Possivelmente já leu alguma narrativa em que o narrador é um animal. Não me refiro a uma fábula, refiro-me a um romance.
Ora bem, «Flush» romance de Virgínia Woolf, a célebre escritora inglesa (1882-1941) é um deles. O Narrador é um cão doméstico, criado em fofas almofadas, ao pé da dona, uma “lady” típica da Inglaterra vitoriana. Disse: “típica,” corrijo-me. A co-protagonista da história contada por «Flush», (nome do cão) aristocrata embora, da Inglaterra vitoriana, «Miss Barret», até foge um bocado à essa clássica e severa definição, ou não fosse ela criação de Virgínia Woolf a irreverente e vanguardista ficcionista para o seu tempo, em termos de criação de personagens, sobretudo, as femininas.
Um dos interesses desta obra de Woolf reside na “visão” do narrador. Trata-se de um “campo visual” de se passa de baixo para cima. Pois que ao leitor é dado conhecer a forma, as características comportamentais, os cheiros, os pés dos humanos vistos e analisados nessa perspectiva, quase invertida, (de baixo para cima) pelo animal, narrador, que nos vai contando e desenhando a trama. É fabulosa a perspectiva visual gerada e que se consegue manter até ao fim da história, a par da lógica sequencial do enredo.
Pois bem, uma das grandes preocupações, quase obsessão, de «Flush» era comparar e comparar-se com os outros cães ditos de raça, numa hierarquia em que ele próprio se considerava o melhor em termos de estirpe e de pêlos e já agora também de inteligência…
Afinal, todo este intróito serve-me de pretexto, para falar um pouco, sobre o tal elogio em boca própria, o qual, de tenra idade nos ensinaram que se comparava a vitupério.
Com efeito, está presente neste provérbio a velha e previdente sabedoria popular, um meio consensual de transmissão de cultura: «Elogio em boca própria é vitupério» A gravidade de tal acto é tanta que até se compara a um acto infamante, insultuoso, vergonhoso e ofensivo. Assim vem definido o significado de “vitupério” nos nossos dicionários.
No fundo, a transmissão de uma moral e de valores, codificados e sintetizados em ditado popular, provérbios, adágios e anexins.
Até concedo, que possa ser geracional. Que me contradigam dizendo que isso terá sido regra da educação já mais antiga, cristã, entre outras tentativas de ápodos, no fundo, à chamada boa educação.
Sim, porque o auto-elogio é das coisas mais caricatas e bem reveladores de um deslumbramento de muito mau gosto!
Dito isto, esclareço: aqui há tempos assisti a um acto público em que um dos oradores, alta figura pública, no meio do improviso oratório, desata em auto-elogios, de que ele e apenas ele, mais sabia sobre a matéria.

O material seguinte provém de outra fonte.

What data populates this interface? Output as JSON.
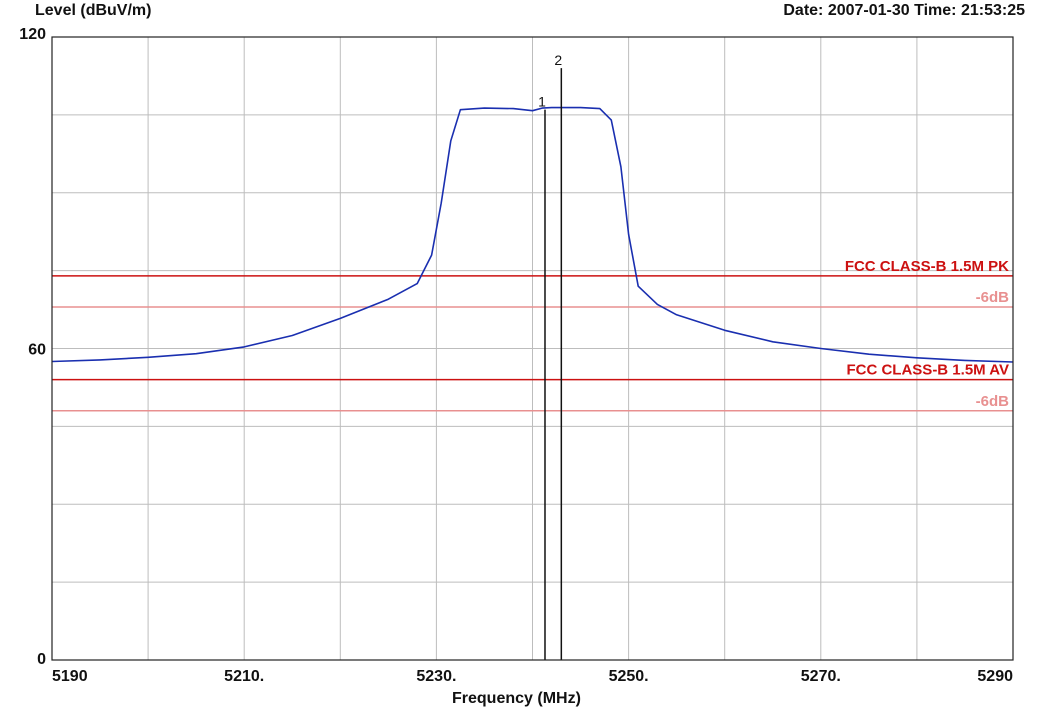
{
  "header": {
    "ylabel": "Level (dBuV/m)",
    "datetime": "Date: 2007-01-30  Time: 21:53:25"
  },
  "chart_data": {
    "type": "line",
    "xlabel": "Frequency (MHz)",
    "ylabel": "Level (dBuV/m)",
    "xlim": [
      5190,
      5290
    ],
    "ylim": [
      0,
      120
    ],
    "grid": true,
    "x_ticks": [
      {
        "value": 5190,
        "label": "5190"
      },
      {
        "value": 5210,
        "label": "5210."
      },
      {
        "value": 5230,
        "label": "5230."
      },
      {
        "value": 5250,
        "label": "5250."
      },
      {
        "value": 5270,
        "label": "5270."
      },
      {
        "value": 5290,
        "label": "5290"
      }
    ],
    "y_ticks": [
      {
        "value": 0,
        "label": "0"
      },
      {
        "value": 60,
        "label": "60"
      },
      {
        "value": 120,
        "label": "120"
      }
    ],
    "series": [
      {
        "color": "#1a2fb0",
        "x": [
          5190,
          5195,
          5200,
          5205,
          5210,
          5215,
          5220,
          5225,
          5228,
          5229.5,
          5230.5,
          5231.5,
          5232.5,
          5235,
          5238,
          5240,
          5241,
          5242,
          5245,
          5247,
          5248.2,
          5249.2,
          5250,
          5251,
          5253,
          5255,
          5260,
          5265,
          5270,
          5275,
          5280,
          5285,
          5290
        ],
        "y": [
          57.5,
          57.8,
          58.3,
          59,
          60.3,
          62.5,
          65.8,
          69.5,
          72.5,
          78,
          88,
          100,
          106,
          106.3,
          106.2,
          105.8,
          106.3,
          106.4,
          106.4,
          106.2,
          104,
          95,
          82,
          72,
          68.5,
          66.5,
          63.5,
          61.3,
          60,
          58.9,
          58.2,
          57.7,
          57.4
        ]
      }
    ],
    "limit_lines": [
      {
        "name": "FCC CLASS-B 1.5M PK",
        "value": 74,
        "color": "#cc1111"
      },
      {
        "name": "-6dB",
        "value": 68,
        "color": "#e89090"
      },
      {
        "name": "FCC CLASS-B 1.5M AV",
        "value": 54,
        "color": "#cc1111"
      },
      {
        "name": "-6dB",
        "value": 48,
        "color": "#e89090"
      }
    ],
    "markers": [
      {
        "label": "1",
        "x": 5241.3,
        "y_top": 106
      },
      {
        "label": "2",
        "x": 5243,
        "y_top": 114
      }
    ]
  }
}
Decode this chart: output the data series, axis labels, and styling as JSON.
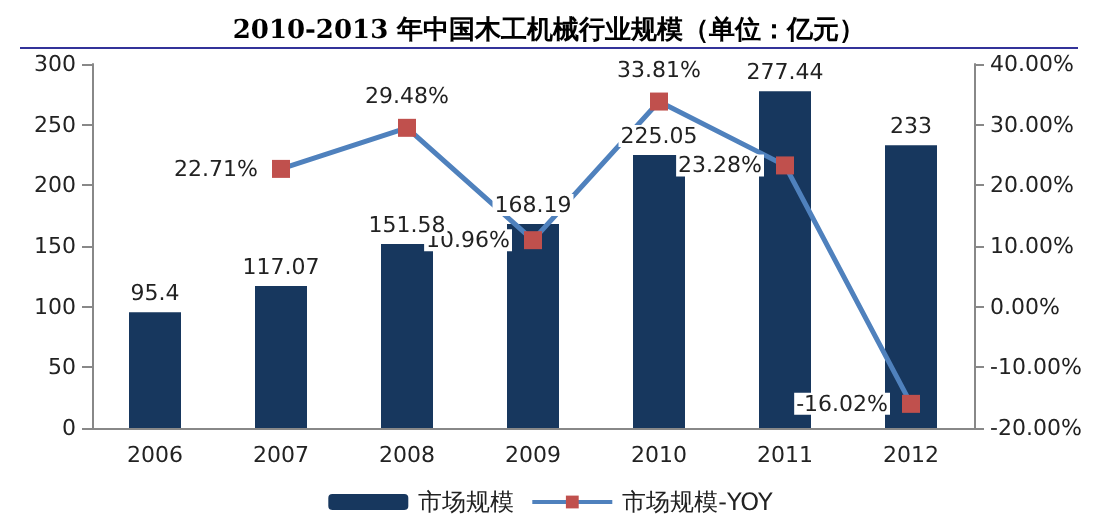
{
  "chart_data": {
    "type": "bar",
    "title": "2010-2013 年中国木工机械行业规模（单位：亿元）",
    "categories": [
      "2006",
      "2007",
      "2008",
      "2009",
      "2010",
      "2011",
      "2012"
    ],
    "series": [
      {
        "name": "市场规模",
        "color": "#17375e",
        "values": [
          95.4,
          117.07,
          151.58,
          168.19,
          225.05,
          277.44,
          233
        ],
        "value_labels": [
          "95.4",
          "117.07",
          "151.58",
          "168.19",
          "225.05",
          "277.44",
          "233"
        ]
      },
      {
        "name": "市场规模-YOY",
        "type": "line",
        "axis": "y2",
        "color": "#4f81bd",
        "marker": "square",
        "values": [
          null,
          22.71,
          29.48,
          10.96,
          33.81,
          23.28,
          -16.02
        ],
        "value_labels": [
          null,
          "22.71%",
          "29.48%",
          "10.96%",
          "33.81%",
          "23.28%",
          "-16.02%"
        ]
      }
    ],
    "ylim": [
      0,
      300
    ],
    "yticks": [
      0,
      50,
      100,
      150,
      200,
      250,
      300
    ],
    "y2lim": [
      -20,
      40
    ],
    "y2ticks": [
      {
        "value": -20,
        "label": "-20.00%"
      },
      {
        "value": -10,
        "label": "-10.00%"
      },
      {
        "value": 0,
        "label": "0.00%"
      },
      {
        "value": 10,
        "label": "10.00%"
      },
      {
        "value": 20,
        "label": "20.00%"
      },
      {
        "value": 30,
        "label": "30.00%"
      },
      {
        "value": 40,
        "label": "40.00%"
      }
    ],
    "grid": false,
    "legend": "bottom"
  }
}
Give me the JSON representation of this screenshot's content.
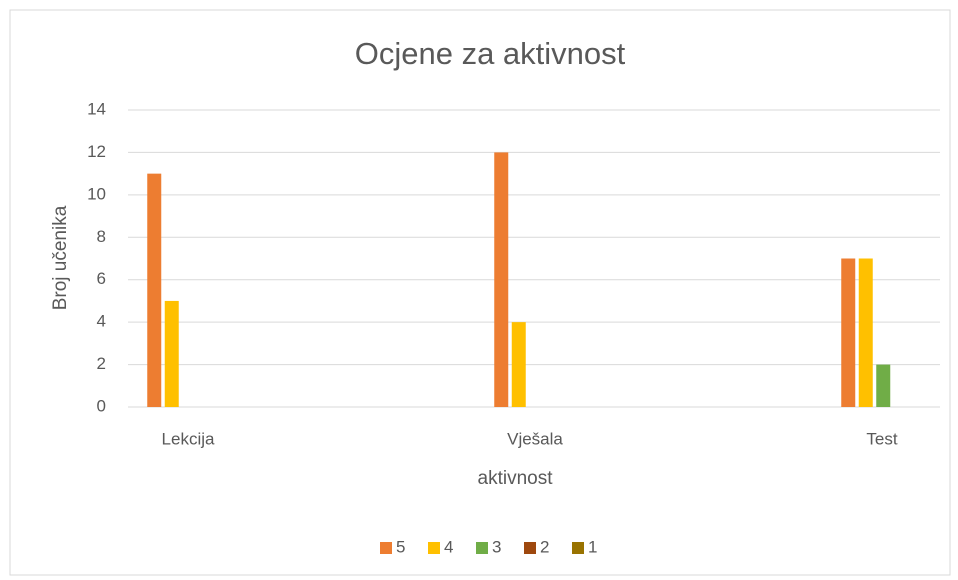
{
  "chart_data": {
    "type": "bar",
    "title": "Ocjene za aktivnost",
    "x_label": "aktivnost",
    "y_label": "Broj učenika",
    "categories": [
      "Lekcija",
      "Vješala",
      "Test"
    ],
    "series": [
      {
        "name": "5",
        "color": "#ed7d31",
        "values": [
          11,
          12,
          7
        ]
      },
      {
        "name": "4",
        "color": "#ffc000",
        "values": [
          5,
          4,
          7
        ]
      },
      {
        "name": "3",
        "color": "#70ad47",
        "values": [
          0,
          0,
          2
        ]
      },
      {
        "name": "2",
        "color": "#9e480e",
        "values": [
          0,
          0,
          0
        ]
      },
      {
        "name": "1",
        "color": "#997300",
        "values": [
          0,
          0,
          0
        ]
      }
    ],
    "ylim": [
      0,
      14
    ],
    "yticks": [
      0,
      2,
      4,
      6,
      8,
      10,
      12,
      14
    ],
    "grid": true,
    "legend": "bottom"
  }
}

De que ele e apenas ele dava os melhores pareceres e aconselhamentos ao superior hierárquico…enfim um desfiar de auto-feitos e auto-brilharetes de arrepiar o mais paciente ouvinte. Na minha opinião, tratou-se também de alguma falta de respeito ao próximo.
Para finalizar direi que não virá mal algum ao mundo, se se tiver sempre ligado o tal «desconfiómetro» individual, sobretudo quando se tem audiência.